What is Digital Learning?
Digital learning is any instructional practice that effectively uses technology to strengthen a student's learning experience. Much more than "online learning," digital learning encompasses a wide spectrum of tools and practice, digital learning emphasizes high-quality instruction and provides access to challenging content, feedback through formative assessment, opportunities for learning anytime and anywhere, and individualized instruction to ensure all students reach their full potential to succeed in college and a career.
Characteristics of Digital Learning in Schools
- Led by teachers with significant support.
- Collaborative and aligned to a common vision.
- Flexible and high-quality resources.
- Data driven, transparent, and ongoing.
Digital learning is personal and flexible.
A personalized, learner-centered environment uses technology to collect and organize data to help establish learning goals and criteria for success; assess student progress constantly and informally; and provide students and teachers with a comprehensive system of academic and developmental supports. Policy and practice must offer access to technology tools and educational resources that empower and elevate school leaders and teachers to apply their pedagogical knowledge, creativity, and data analysis skills to meet the needs of individual students.
Blended learning environments in K-12 public schools provide support for teachers to help all students advance at their own pace based on competency and mastery. Digital learning opportunities can positively affect teaching practices by shifting the makeup of classes and objectives based on student needs. When employed as part of a comprehensive educational strategy, the effective use of technology provides tools, resources, data, and supportive systems that increase teaching opportunities and promote efficiency. Such environments enable anytime, anywhere learning based on competency and mastery with empowered caring adults who are guiding the way for each student to succeed.
Led by teachers with significant support.
Technology and digital learning can increase professional learning opportunities by expanding access to high-quality, ongoing, job-embedded resources to improve student success. Professional learning communities, peer-to-peer lesson sharing, and better use of data and formative assessment, combined with less emphasis on "sit and get" professional development sessions eliminate the confines of geography and time. These ever-increasing resources offer teachers vast new opportunities to collaborate, learn, share, and produce best practices with colleagues in school buildings across the country.
Digital learning is collaborative and aligned to a common vision.
Administrators, teachers, students, and parents must all have a shared commitment to personalized and collaborative learning. Educators must be empowered by their leadership to use innovative approaches for learner-centered instruction. Permission to fail and regroup must be pervasive in this new learning environment. Technology encourages and supports this more agile approach to teaching by supporting a problem-solving culture with transparent student data that is used in a collegial, collaborative environment to improve student outcomes. Data should be used as a carrot and not as a stick.
Digital learning provides flexible and high-quality resources.
Districts and states need to rethink how academic content is developed and obtained for their teachers and students.
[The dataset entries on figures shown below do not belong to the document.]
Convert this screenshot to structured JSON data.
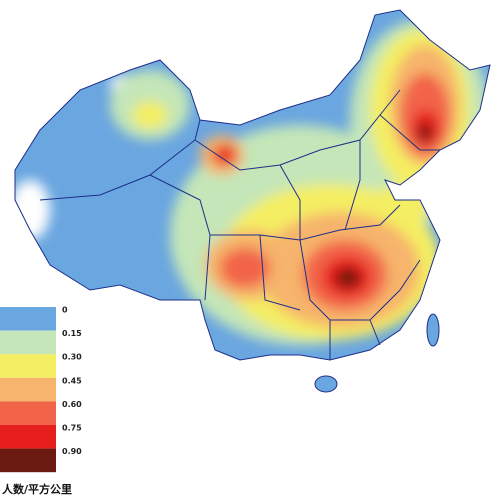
{
  "legend": {
    "title": "人数/平方公里",
    "items": [
      {
        "label": "0",
        "color": "#6aa6e0"
      },
      {
        "label": "0.15",
        "color": "#c4e6b8"
      },
      {
        "label": "0.30",
        "color": "#f4ee62"
      },
      {
        "label": "0.45",
        "color": "#f6b46c"
      },
      {
        "label": "0.60",
        "color": "#f2644a"
      },
      {
        "label": "0.75",
        "color": "#e71f1c"
      },
      {
        "label": "0.90",
        "color": "#6a1a10"
      }
    ]
  }
}
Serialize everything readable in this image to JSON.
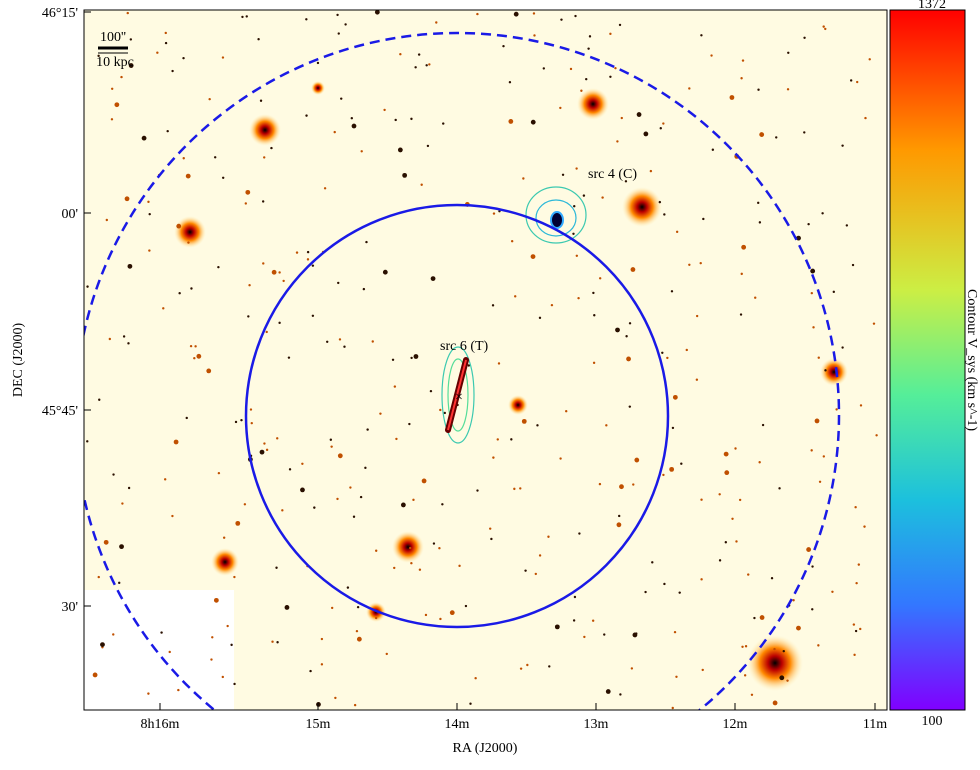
{
  "x_axis": {
    "label": "RA (J2000)",
    "ticks": [
      "8h16m",
      "15m",
      "14m",
      "13m",
      "12m",
      "11m"
    ]
  },
  "y_axis": {
    "label": "DEC (J2000)",
    "ticks": [
      "46°15'",
      "00'",
      "45°45'",
      "30'"
    ]
  },
  "scale_bar": {
    "angle": "100''",
    "distance": "10 kpc"
  },
  "annotations": [
    "src 4 (C)",
    "src 6 (T)"
  ],
  "colorbar": {
    "label": "Contour V_sys (km s^-1)",
    "max": "1372",
    "min": "100"
  }
}
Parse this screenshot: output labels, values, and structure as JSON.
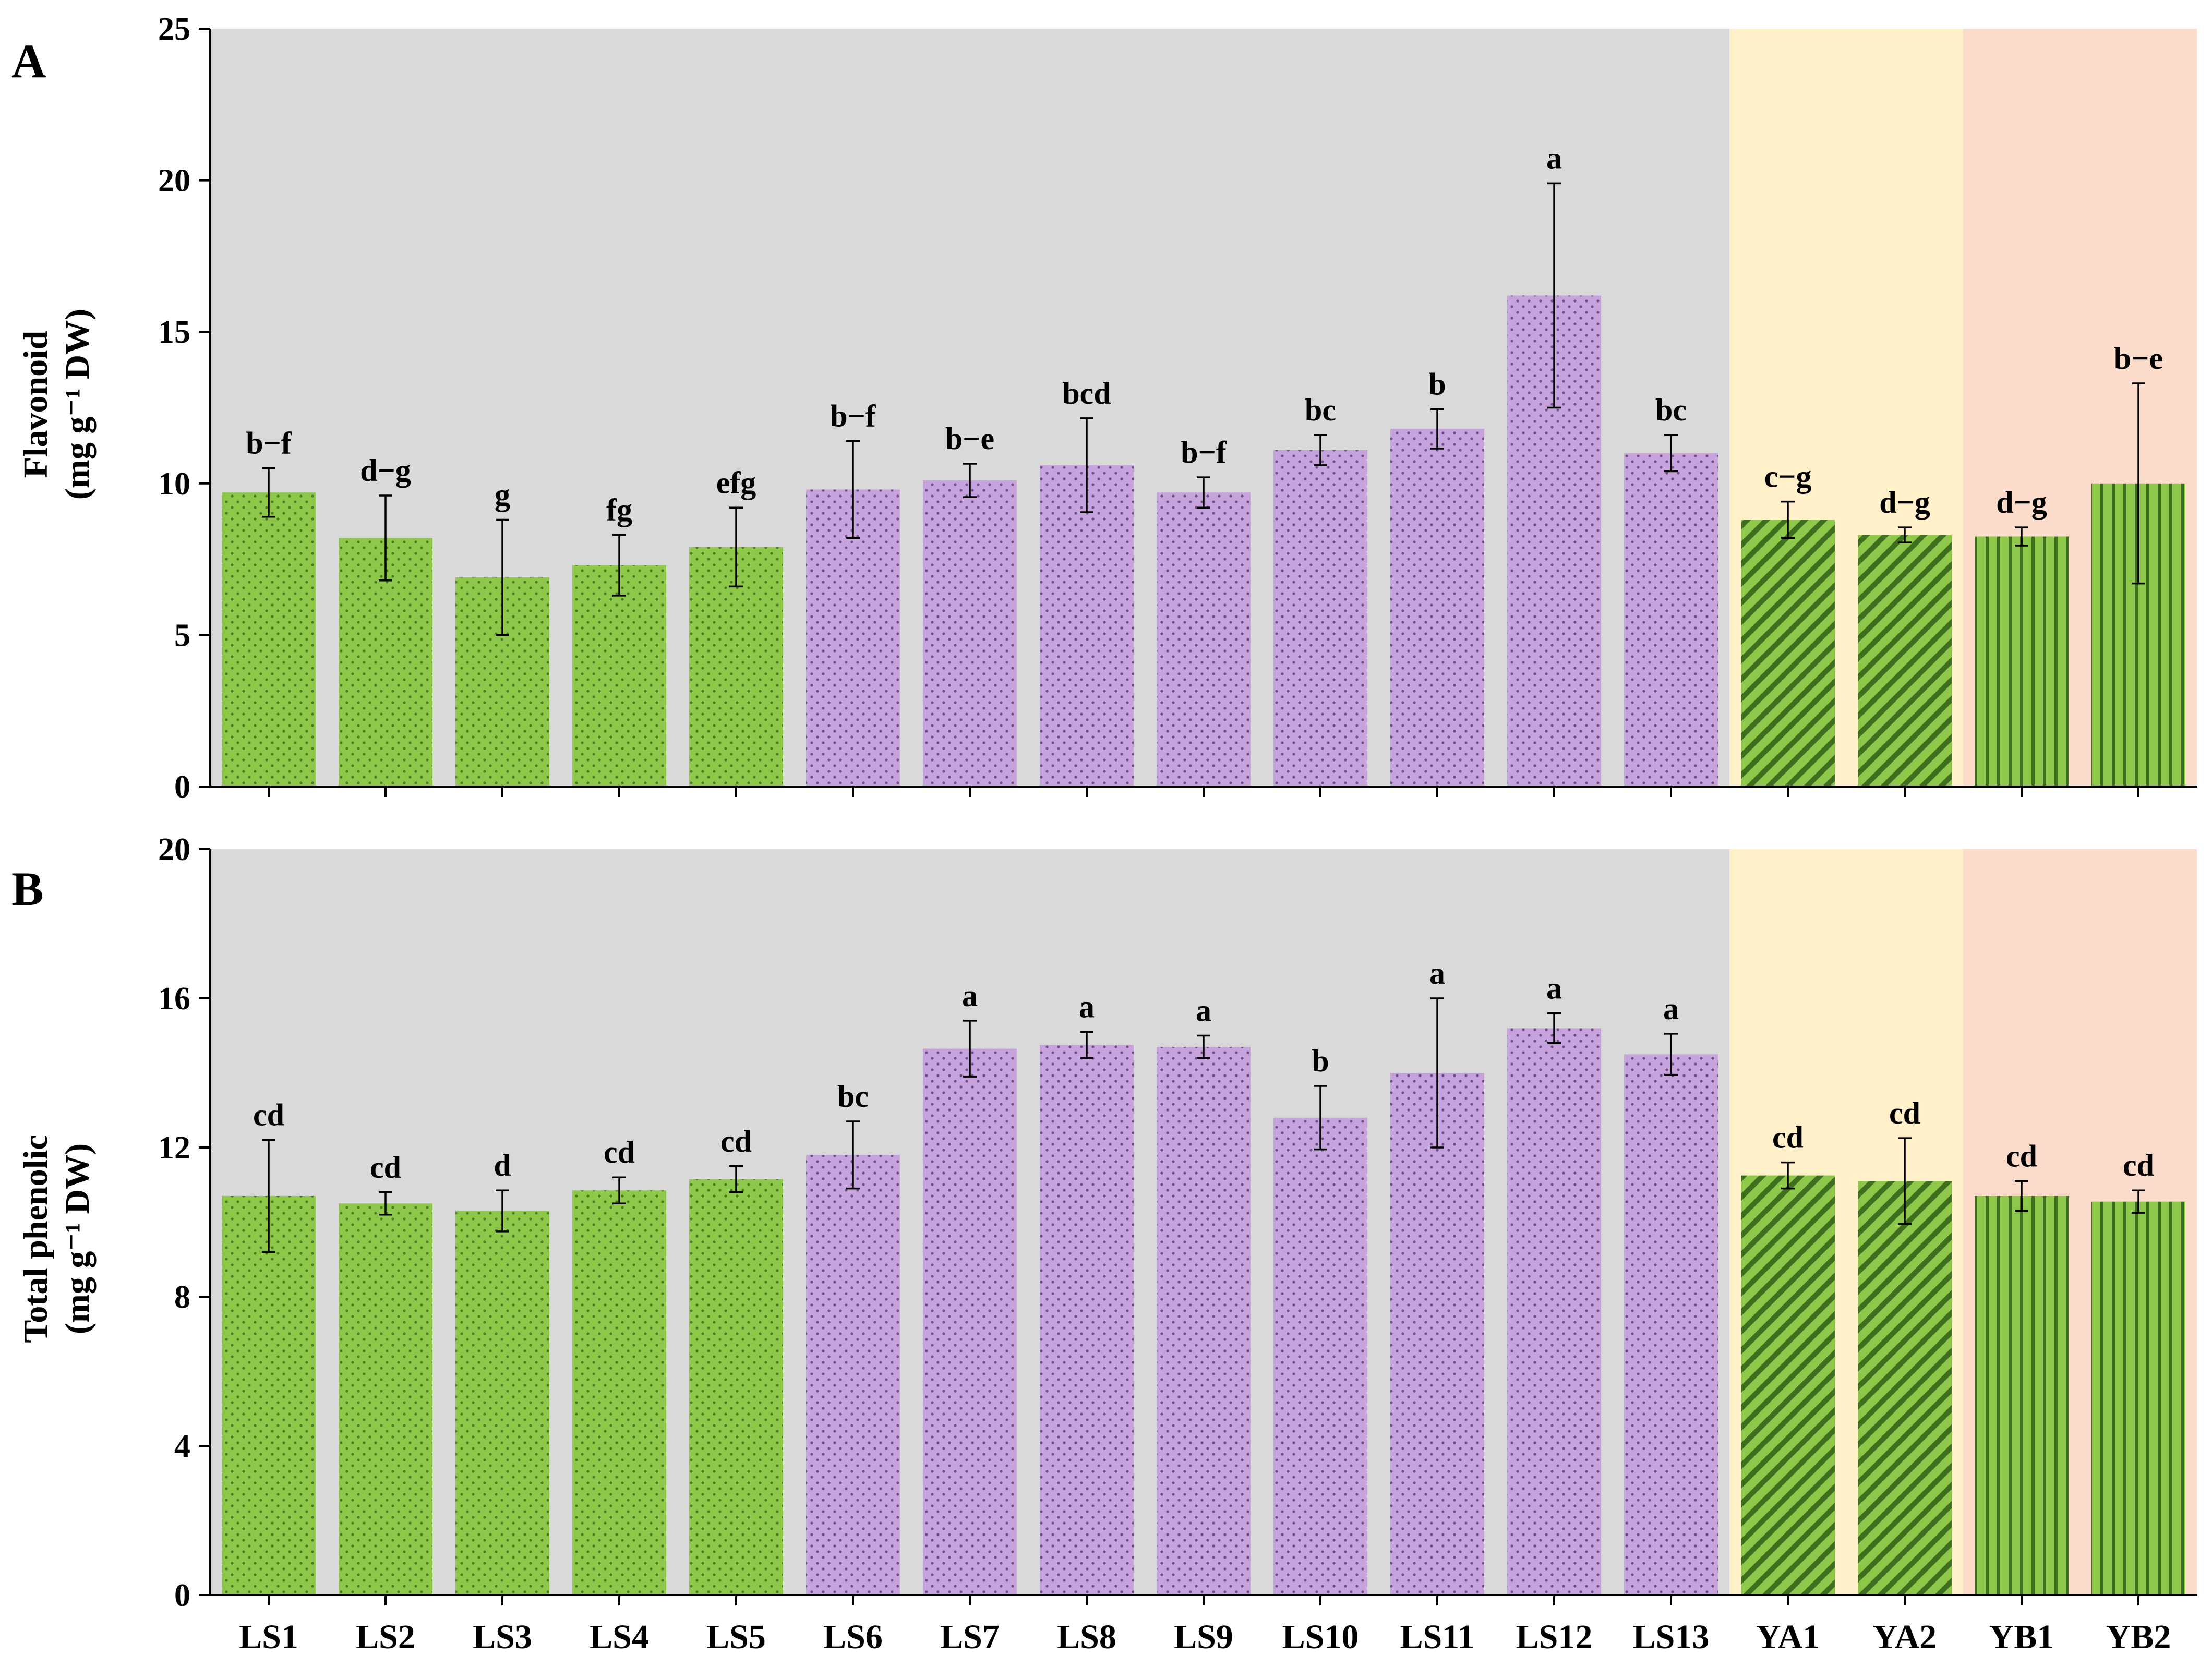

By designing a thorough review process for quality, states and districts should be able to employ a variety of resources aligned to rigorous standards that address differing learning styles, deepening levels of knowledge and support deep, project-based learning approaches.
Through a more flexible, consistent, and concentrated approach to academic content delivery, states could combine open educational resources (OER), state-created content, and curriculum with commercial offerings that more adequately address the ever-changing needs of a district. This kind of approach offers teachers more robust and adaptive tools to customize the instruction for groups of students or on a student-to-student basis to ensure relevance and deep understanding of complex issues and topics. Providing multiple sources of high-quality academic content offers students much greater opportunities to reflect on their own work, think critically, and engage frequently to enable deeper understanding of complex topics.
Digital learning is data driven, transparent, and ongoing.
Good instruction can be driven by a well-designed formative assessment program with teachers using real-time response devices that capture when students (1) master concepts, (2) may benefit from more instruction, or (3) need remediation. This student data is then stored so that it may be analyzed to determine progress in multiple classrooms and subjects over time. A formative assessment program that uses technology offers teachers with more robust, timely data that will allow them to encourage students along pathways best suited for their learning objectives. Policy, practice, and attitudes within the school must support a collaborative, positive, and continuous improvement notion of school reform where each child progresses adequately toward the goal of being ready for college and a career.